Tidak mudah menjelaskan alasan dan bagaimana cara kita makan atau berpakaian misalnya kepada kaum yang berbeda agama dengan kita. Namun, tidak ada yang tidak mungkin. Saya dulu menjelaskan kepada ibu angkat, bahwasannya tempat memasak atau piring dan sendok makan pun harus dibedakan mana yang dipakai untuk memasak babi dan yang bukan. Mereka menerima dan senang mendengarnya. Sampai suatu hari bapak angkat saya mendapat tangkapan hiu dan kemudian saya menjelaskan kepada ibu saya, bahwa di agama saya hewan yang giginya bertaring itu dilarang, dan hiu salah satuya. Padahal waktu itu masakannya begitu menggoda liur saya.  Berbagai macam sanggahan dan pertanyaan kadang terlontar, ada tetangga saya juga yang bertanya,

“Loh, kan Encik tidak tahu hiu makannya apa? Kan makan ikan juga? Encik kan tidak tinggal di dalam laut?” atau seperti ini

“Encik tau, makanan ayam disini sama dengan makanan yang diberikan ke babi”

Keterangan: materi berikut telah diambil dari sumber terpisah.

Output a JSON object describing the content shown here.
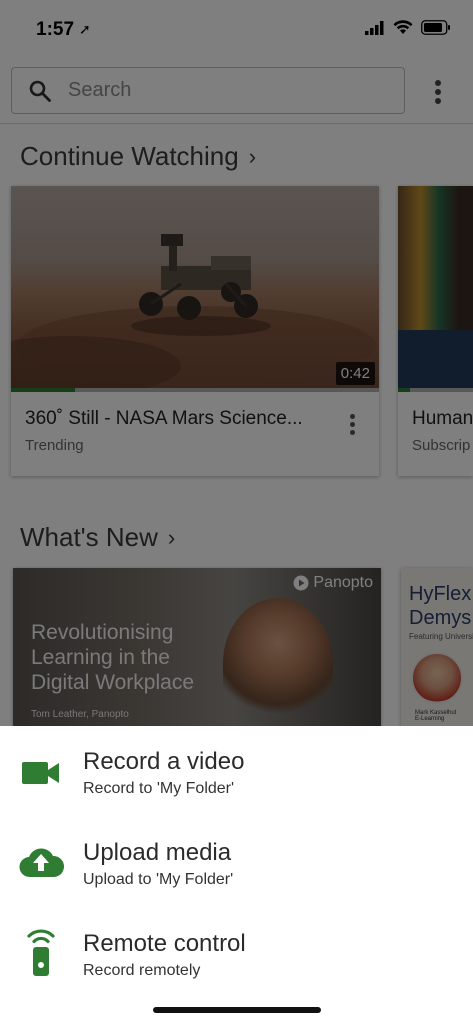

Bagaimana saya bisa menjawab menurut kalian? Apakah kalian tiba-tiba harus hadir seperti ustad atau ustadzah yang ada di televisi untuk menerangkan hal itu kepada orang yang berbeda keyakinan dengan kalian? Kadang saya ingin mengundang ustad atau pemuka agama lain untuk mau berbagi cerita tentang keberagaman agama di Indonesia ini. Hahaha, saya rasa tidak ada yang mau mungkin. Ya, dari inilah saya belajar, mungkin bukan ustad atau pemuka agama lain yang memberikan pengetahuan dan pengertian semacam ini. Ya,  kita lah yang harusnya mau memberikan pengertian bahwa keberagaman itu ada karena kita saling menghargai. Tentunya dengan cara yang arif dan sebijaksana mungkin.

Lantas, bagaimana saya memandang babi bumbu kecap dan anjing goreng tadi? Baiklah menurutmu, namun baiklah menurutku. Saya tetap meyakini keyakinan saya dan semoga santapan yang mereka makan menjadi berkah menjadi mereka. Saya hampir bisa dikatakan selalu ikut dalam ibadah yang mereka adakan di rumah-rumah penduduk yang tersebar di seluruh kampung di pulauku. Tujuannya adalah saya ingin lebih dekat dengan orang-orang disana, bagaimana saya tetap bisa menjaga interaksi dengan wali murid saya, dan juga bagaimana saya tahu adat istiadat di tempat saya. Dan yang paling penting adalah menjaga rasa saling memiliki antar orang di masyarakat sana. Selama saya disini, mereka selalu mengundang saya dalam berbagai pesta. Namun, beruntungnya saya sampai sekarang dengan pengertiannya mereka menyediakan meja khusus. Meja khusus adalah meja yang di peruntukkan untuk orang yang khusus, hehehe, alias yang tidak makan seperti babi dan anjing, dan sepengetahuan saya selama ini, yang memasak adalah warga islam dan yang dimintakan bantuan untuk mau menjadi koki meja khusus itu. Alhamdulilah bagi saya.

Menjadi pengajar muda di tempatkan di daerah yang semuanya berbeda dengan keadaan saya dulu membuat saya belajar banyak bagaimana kita harus menempatkan diri di tengah perbedaan budaya, karakteristik dan keadaan yang ada. Courage is not doing what is right, but doing what is right even in the presence of fear.

Jadi  kawan, berbeda tak membuat kita bercerai kan?